The next economic revolution is already here and it’s being driven by experiences and culture in ways traditional industries never anticipated.
From Steel Mills to Sold-Out Stadiums
For two centuries, economic power meant steel mills, assembly lines, and shipping containers. Nations built wealth through what they could manufacture and export in bulk.
But the 21st century is proving something unexpected: a sold-out concert tour can generate more GDP velocity than a new automotive plant and with a fraction of the capital investment and construction time.
When a $5 billion factory takes five years to build, employs 10,000 workers, and produces steady output for decades, that’s the traditional growth model. When a BTS world tour generates $5 billion in economic impact across six months, creates temporary employment for 100,000+, and leaves lasting brand value that appreciates over time, that’s the new paradigm.
The difference isn’t just scale, it’s the nature of the asset itself. Physical infrastructure depreciates. Cultural moments compound.
The Mathematics of Attention
For every dollar spent on a World Cup ticket, economists estimate $3-7 circulates through the local economy, hotels, restaurants, transportation, retail. Compare this to manufacturing: every dollar invested in a factory generates approximately $1.40 in economic activity. The velocity difference is dramatic. [1}
Qatar’s GDP grew by 1.2% in 2021. In 2022, it jumped to 4.2%. The catalyst wasn’t a new trade policy or foreign investment package it was the FIFA World Cup, which generated $6 billion in a single month.[2]
The real action happens everywhere except the stadiums. Broadcasters negotiate billion-dollar deals. Airlines and hotels see months of bookings compress into weeks. Sponsorship agreements run into hundreds of millions. Transport systems operate at full capacity. Event venues undergo upgrades, creating thousands of jobs.
Then there’s the spillover: merchandise sales surge, visitors extend their stays beyond match days, and cities gain visibility that translates into long-term tourism. India’s Cricket World Cup 2023 generated $1.39 billion roughly equivalent to the country’s entire toy export industry for that year, but concentrated into six weeks. Google searches for “visit India” surged 340% globally during the tournament.

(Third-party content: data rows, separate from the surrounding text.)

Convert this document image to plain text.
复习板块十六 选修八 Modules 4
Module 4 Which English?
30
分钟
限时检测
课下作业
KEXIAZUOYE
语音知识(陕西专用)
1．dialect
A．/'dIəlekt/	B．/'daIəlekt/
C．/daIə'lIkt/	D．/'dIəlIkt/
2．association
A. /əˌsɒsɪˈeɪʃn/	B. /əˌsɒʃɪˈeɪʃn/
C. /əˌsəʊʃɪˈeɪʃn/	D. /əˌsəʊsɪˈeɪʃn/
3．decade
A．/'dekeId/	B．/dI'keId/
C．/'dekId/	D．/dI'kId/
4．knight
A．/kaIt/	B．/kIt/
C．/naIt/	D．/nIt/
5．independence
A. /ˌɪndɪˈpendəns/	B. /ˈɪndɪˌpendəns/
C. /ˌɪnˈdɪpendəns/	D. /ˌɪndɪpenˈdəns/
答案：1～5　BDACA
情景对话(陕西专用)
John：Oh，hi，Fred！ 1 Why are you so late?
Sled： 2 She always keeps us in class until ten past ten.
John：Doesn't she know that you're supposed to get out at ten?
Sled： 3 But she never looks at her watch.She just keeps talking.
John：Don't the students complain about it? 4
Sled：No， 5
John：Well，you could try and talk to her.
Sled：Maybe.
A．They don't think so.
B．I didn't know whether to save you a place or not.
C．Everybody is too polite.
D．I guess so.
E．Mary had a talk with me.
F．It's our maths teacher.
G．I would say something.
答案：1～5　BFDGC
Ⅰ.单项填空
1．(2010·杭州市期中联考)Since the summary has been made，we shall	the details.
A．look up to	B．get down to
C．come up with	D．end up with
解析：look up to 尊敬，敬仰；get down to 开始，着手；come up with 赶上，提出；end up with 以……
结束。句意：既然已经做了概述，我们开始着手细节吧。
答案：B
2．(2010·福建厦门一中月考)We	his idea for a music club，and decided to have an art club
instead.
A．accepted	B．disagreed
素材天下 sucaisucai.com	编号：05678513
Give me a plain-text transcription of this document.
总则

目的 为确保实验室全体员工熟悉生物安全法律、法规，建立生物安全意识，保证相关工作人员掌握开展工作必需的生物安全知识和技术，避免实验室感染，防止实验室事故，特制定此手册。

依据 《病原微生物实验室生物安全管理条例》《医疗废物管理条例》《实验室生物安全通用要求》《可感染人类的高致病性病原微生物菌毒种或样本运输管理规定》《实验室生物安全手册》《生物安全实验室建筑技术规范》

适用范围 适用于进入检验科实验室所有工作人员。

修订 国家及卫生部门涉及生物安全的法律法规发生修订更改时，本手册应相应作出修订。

When Music Became Infrastructure
Music has demonstrated how cultural export can generate sustained economic momentum beyond one-time events.
Korean pop music became a self-perpetuating cultural engine. Artists evolved into global ambassadors, carrying their country’s image across borders without formal trade agreements. Albums stopped being just music. They became collectibles, fans bought multiple copies not to listen, but to own the artwork, photo books, and photocards inside. Fashion, beauty, media, and advertising all plugged into the same cultural current.[3]
By 2025, K-pop album exports crossed $300 million for the first time. Korean beauty exports hit $10.2 billion in 2024, a tenfold increase from $1 billion in 2012. Tourism surged from 300,000 visitors in 1998 to 17.5 million by 2019. What South Korea built wasn’t a one-time event, it was a repeatable export engine with 20+ years of groundwork. Culture became infrastructure. [4]
Joseph Nye, the Harvard professor who coined the term “soft power” in the 1990s, argued that cultural influence would eventually shape trade negotiations as much as tariffs. Three decades later, South Korea’s cultural exports now open doors for its technology, automotive, and consumer goods in ways traditional diplomacy never could.

What This Means for the Next Decade
As of 2026, the shift is accelerating. Nations are competing for cultural relevance the way they once competed for manufacturing capacity, the UAE is positioning Dubai as a “cultural capital,” while India expands film studio infrastructure to capture global streaming markets.
Cities now bid for gaming championships and influencer festivals alongside traditional mega-events. Several countries fast-track visas for cultural creators the way they do for investors: a YouTuber with 5 million subscribers creates more tourism impact than a single factory investor.
New metrics are emerging. “Cultural GDP” and “Attention Share” are moving from academic concepts to policy discussions, because traditional indicators can’t measure the value of trending globally for 48 hours.
For policymakers: Investment in arts infrastructure and creator programs isn’t social spending, it’s economic development.
For businesses: Brand partnerships with cultural moments now rival Super Bowl ads in impact at a fraction of the cost.
For individuals: Your cultural consumption directs billions in investment capital. Platforms track what you watch to decide which markets to enter next.

The New Competitive Advantage
Traditional growth drivers remain important. But in a world where passion scales into profit, cultural influence has become economically indispensable.
In 1900, nations competed for coal and steel. In 2000, they competed for silicon and servers. In 2026, they’re competing for something far harder to extract: moments that billions of people choose to care about simultaneously.
The question isn’t whether cultural power will shape the next century’s economy—it already does. The question is whether traditional economic superpowers will adapt fast enough, or whether they’ll watch influence shift to nations that understood earlier that attention is the new oil.